I've tried the following methods to load the String:
apache commons-io:
FileUtils.readFileToString(new File(path));
FileUtils.readFileToString(new File(path), "UTF-8");
byte[] b = FileUtils.readFileToByteArray(new File(path);
new String(b, "UTF-8");
byte[] b = FileUtils.readFileToByteArray(new File(path);
Charset.defaultCharset().decode(ByteBuffer.wrap(bytes)).toString();
NIO:
new String(Files.readAllBytes(path);
And so on.
Is there a method to strip away these control chars? Is there a way to read files to strings that doesn't have this issue?

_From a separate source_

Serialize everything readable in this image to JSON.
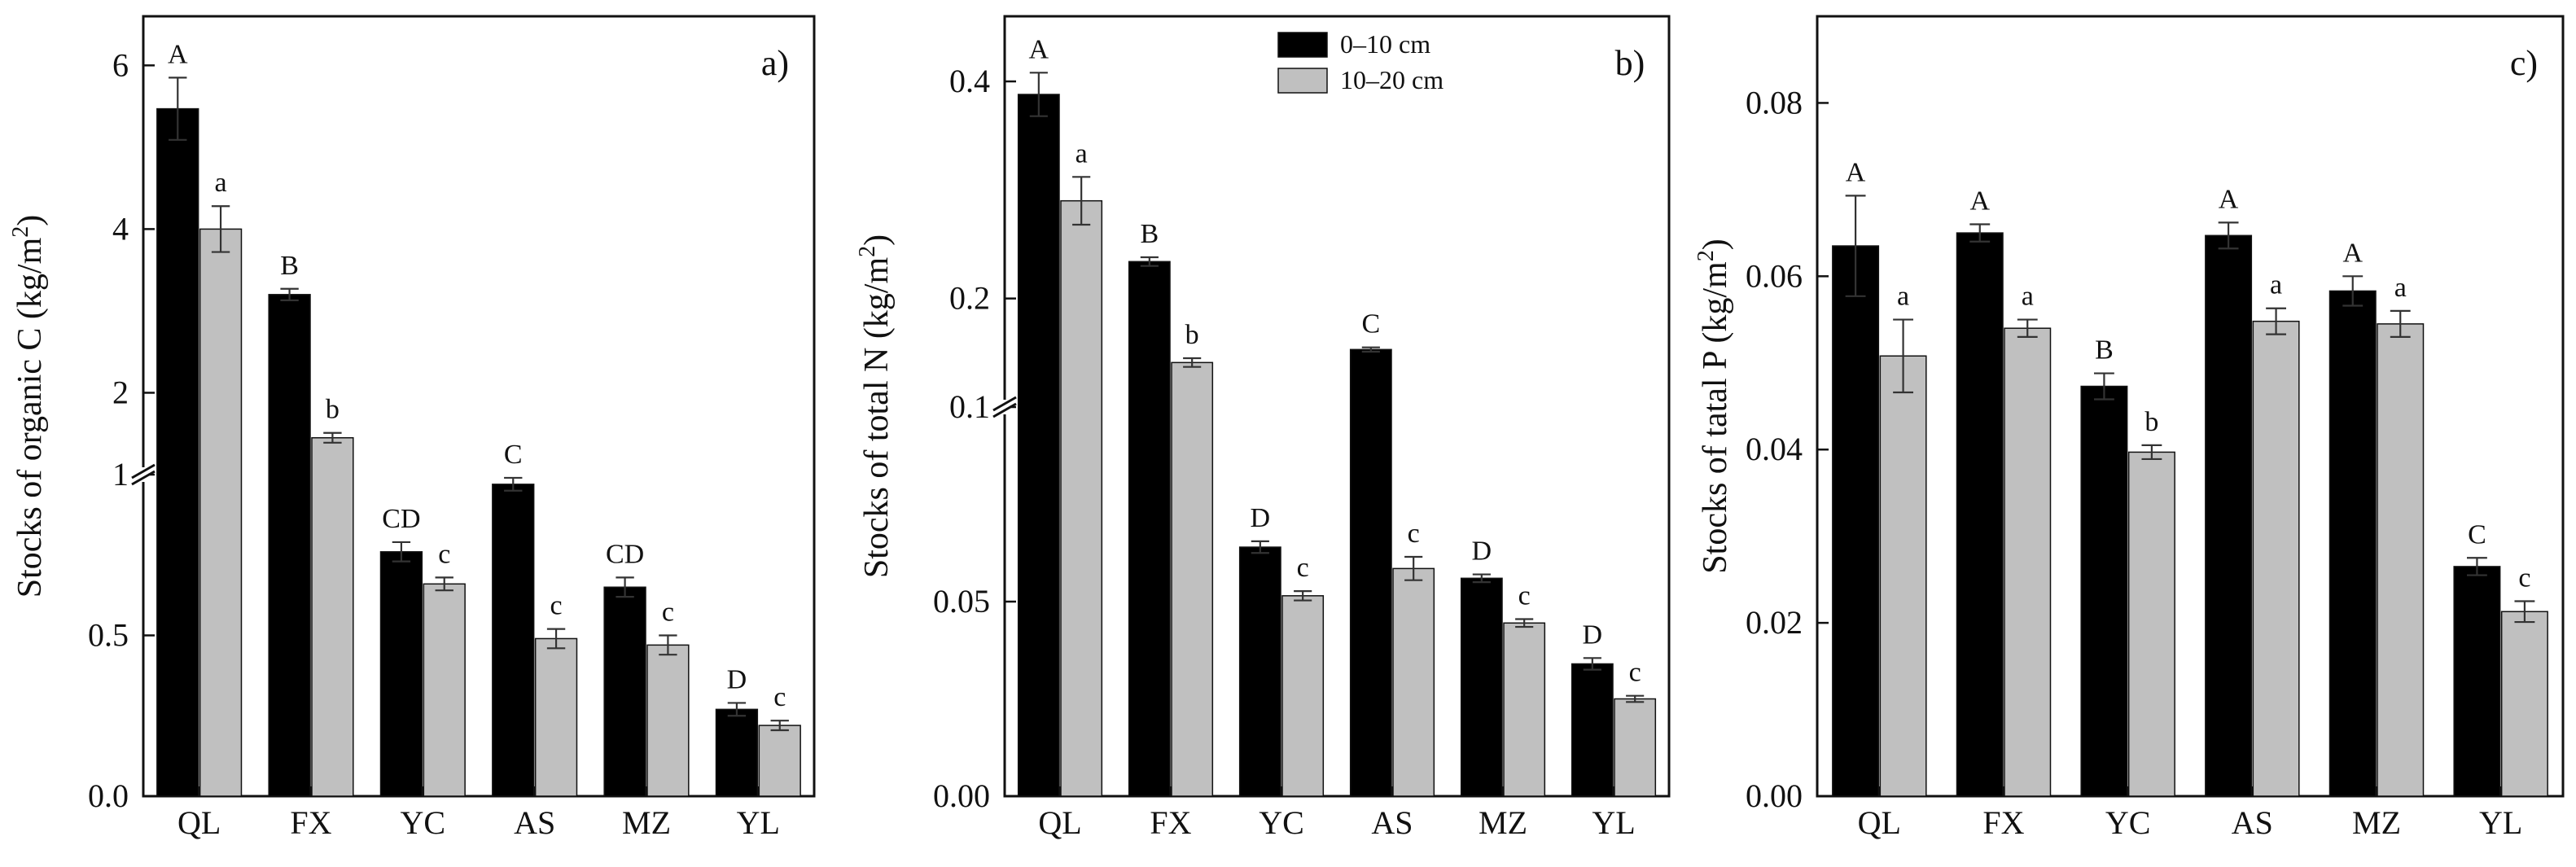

As noted in the comments below, this behavior is due to a corrupted(?) file generated by Eclipse. I'd still be interested in hearing any strategies for trimming away control characters from Strings, though!
Upvotes: 0
Views: 4048
Reputation: 424973
If you want to strip out all non-printable characters, try this
str = str.replaceAll("[^\\p{Graph}\n\r\t ]", "");
The regex matches all "invisible" characters, except ones we want to keep; in this case newline chars, tabs and spaces.
\p{Graph}
is a POSIX character class for all printable/visible characters. To negate a POSIX character class, we can use capital P
, ie P{Graph}
(all non-printable/invisible characters), however we need to not exclude newlines etc, so we need [^\\p{Graph}\n\r\t]
.
Upvotes: 4
Reputation: 30126
Read it line by line into a StringBuilder, and then convert it to a String:
StringBuilder sb = new StringBuilder();
BufferedReader file = new BufferedReader(new FileReader(fileName));
while (true)
{
String line = file.readLine();
if (line == null)
break;
sb.append(line+"\n");
}
file.close();
return sb.toString();
Upvotes: 0